Table of Contents

Class LinkExtractorConnector

Namespace
Datafication.Connectors.WebConnector.Connectors
Assembly
Datafication.WebConnector.dll

Connector for extracting links from web pages.

public class LinkExtractorConnector : WebConnectorBase<LinkExtractorConnectorConfiguration>, IDataConnector
Inheritance
object
LinkExtractorConnector
Implements
Inherited Members
Extension Methods

Remarks

This connector extracts anchor elements from HTML pages and converts them to a DataBlock with columns for URL, text, and various attributes. It supports filtering by internal/external, URL patterns, and deduplication.

Constructors

LinkExtractorConnector(LinkExtractorConnectorConfiguration)

Initializes a new instance of the LinkExtractorConnector class.

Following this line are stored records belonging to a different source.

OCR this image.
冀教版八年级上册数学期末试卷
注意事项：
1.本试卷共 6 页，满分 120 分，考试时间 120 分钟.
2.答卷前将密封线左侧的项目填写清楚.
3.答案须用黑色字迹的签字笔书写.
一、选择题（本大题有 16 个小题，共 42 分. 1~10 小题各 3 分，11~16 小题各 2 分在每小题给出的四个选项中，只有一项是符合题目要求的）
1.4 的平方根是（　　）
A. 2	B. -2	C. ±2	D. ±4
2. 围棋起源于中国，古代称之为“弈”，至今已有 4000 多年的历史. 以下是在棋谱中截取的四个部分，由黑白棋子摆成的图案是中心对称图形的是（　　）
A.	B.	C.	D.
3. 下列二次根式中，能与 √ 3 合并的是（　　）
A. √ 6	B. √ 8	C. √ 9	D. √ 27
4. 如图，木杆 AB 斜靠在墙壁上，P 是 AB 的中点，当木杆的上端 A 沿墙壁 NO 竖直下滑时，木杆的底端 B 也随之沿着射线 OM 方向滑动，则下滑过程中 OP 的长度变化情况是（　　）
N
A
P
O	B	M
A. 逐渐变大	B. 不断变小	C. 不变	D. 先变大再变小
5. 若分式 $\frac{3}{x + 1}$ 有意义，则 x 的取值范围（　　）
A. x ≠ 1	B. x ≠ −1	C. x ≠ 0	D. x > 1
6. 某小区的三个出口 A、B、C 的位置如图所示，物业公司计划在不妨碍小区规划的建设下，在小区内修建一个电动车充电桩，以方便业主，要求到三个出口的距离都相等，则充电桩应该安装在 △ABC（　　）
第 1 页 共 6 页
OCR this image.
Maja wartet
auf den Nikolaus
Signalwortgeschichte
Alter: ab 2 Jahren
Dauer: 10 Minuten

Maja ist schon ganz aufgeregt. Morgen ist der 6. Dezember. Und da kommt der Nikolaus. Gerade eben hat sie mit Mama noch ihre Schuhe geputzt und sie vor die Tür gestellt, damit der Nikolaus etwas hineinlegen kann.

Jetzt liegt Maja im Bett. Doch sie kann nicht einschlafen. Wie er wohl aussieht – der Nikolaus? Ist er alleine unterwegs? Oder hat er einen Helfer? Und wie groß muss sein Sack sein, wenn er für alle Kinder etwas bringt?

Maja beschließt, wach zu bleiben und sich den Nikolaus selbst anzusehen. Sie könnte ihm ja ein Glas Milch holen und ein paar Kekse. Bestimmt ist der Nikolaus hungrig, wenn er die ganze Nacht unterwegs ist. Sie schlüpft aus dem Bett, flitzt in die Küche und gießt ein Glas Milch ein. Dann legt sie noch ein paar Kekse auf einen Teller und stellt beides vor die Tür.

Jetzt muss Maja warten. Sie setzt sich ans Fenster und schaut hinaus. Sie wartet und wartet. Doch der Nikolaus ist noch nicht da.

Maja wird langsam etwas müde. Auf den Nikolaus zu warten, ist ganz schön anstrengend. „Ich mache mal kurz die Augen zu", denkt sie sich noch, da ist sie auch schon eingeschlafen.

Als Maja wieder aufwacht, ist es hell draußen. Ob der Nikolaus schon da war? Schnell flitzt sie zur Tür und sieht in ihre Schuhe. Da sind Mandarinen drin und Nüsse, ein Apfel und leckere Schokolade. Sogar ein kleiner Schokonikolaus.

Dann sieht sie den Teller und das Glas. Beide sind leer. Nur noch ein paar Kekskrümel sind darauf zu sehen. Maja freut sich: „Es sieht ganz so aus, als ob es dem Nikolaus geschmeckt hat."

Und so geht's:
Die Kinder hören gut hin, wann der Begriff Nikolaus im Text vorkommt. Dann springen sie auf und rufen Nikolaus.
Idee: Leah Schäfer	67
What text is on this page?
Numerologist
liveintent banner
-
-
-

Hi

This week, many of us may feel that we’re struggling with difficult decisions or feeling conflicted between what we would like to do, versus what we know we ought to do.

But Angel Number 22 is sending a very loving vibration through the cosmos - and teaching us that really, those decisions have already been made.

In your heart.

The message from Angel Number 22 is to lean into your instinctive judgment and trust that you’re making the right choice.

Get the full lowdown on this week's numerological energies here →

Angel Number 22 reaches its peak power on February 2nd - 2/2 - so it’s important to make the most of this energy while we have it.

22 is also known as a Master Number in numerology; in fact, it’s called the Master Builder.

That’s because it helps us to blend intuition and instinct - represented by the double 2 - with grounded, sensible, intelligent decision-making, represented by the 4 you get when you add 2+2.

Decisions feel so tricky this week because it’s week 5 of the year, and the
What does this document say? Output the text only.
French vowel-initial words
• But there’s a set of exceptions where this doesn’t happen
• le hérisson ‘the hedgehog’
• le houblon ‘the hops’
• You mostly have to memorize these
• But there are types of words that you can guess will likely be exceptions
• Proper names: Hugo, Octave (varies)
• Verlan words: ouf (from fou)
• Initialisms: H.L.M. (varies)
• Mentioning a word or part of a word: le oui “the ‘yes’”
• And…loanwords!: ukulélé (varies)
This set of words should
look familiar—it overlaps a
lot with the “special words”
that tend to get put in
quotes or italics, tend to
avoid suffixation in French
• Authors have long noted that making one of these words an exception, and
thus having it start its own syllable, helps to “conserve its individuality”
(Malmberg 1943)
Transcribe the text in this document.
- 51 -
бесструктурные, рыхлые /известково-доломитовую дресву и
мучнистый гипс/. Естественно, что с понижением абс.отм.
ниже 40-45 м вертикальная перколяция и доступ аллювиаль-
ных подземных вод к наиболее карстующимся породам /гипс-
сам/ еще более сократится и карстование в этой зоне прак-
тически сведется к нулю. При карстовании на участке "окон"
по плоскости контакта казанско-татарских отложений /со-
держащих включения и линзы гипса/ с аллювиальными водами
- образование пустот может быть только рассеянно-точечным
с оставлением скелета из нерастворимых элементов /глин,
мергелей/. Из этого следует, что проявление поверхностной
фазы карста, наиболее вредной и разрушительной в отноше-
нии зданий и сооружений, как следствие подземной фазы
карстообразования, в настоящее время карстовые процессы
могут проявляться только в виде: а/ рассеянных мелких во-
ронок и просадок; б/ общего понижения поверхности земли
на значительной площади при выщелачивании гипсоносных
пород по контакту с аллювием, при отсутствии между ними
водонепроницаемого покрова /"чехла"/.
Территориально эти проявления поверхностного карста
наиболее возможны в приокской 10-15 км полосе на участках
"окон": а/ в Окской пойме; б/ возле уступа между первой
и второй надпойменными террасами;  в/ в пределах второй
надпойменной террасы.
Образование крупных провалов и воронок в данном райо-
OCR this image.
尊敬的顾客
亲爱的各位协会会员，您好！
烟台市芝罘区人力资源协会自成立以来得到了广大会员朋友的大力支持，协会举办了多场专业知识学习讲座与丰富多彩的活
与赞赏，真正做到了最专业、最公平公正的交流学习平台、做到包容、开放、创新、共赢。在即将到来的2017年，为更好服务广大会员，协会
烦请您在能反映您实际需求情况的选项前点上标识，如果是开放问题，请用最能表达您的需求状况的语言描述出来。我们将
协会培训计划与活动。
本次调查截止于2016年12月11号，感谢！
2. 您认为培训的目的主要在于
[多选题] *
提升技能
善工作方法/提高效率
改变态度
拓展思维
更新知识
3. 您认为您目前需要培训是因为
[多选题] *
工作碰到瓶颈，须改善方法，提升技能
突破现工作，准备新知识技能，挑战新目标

public LinkExtractorConnector(LinkExtractorConnectorConfiguration configuration)

Parameters

configuration LinkExtractorConnectorConfiguration

The configuration for this connector.

Exceptions

ArgumentNullException

Thrown when configuration is null.

ArgumentException

Thrown when configuration is invalid.

Methods

GetDataAsync()

Extracts links from the configured URL and returns them as a DataBlock.

public override Task<DataBlock> GetDataAsync()

Returns

Task<DataBlock>

A DataBlock containing the extracted link data.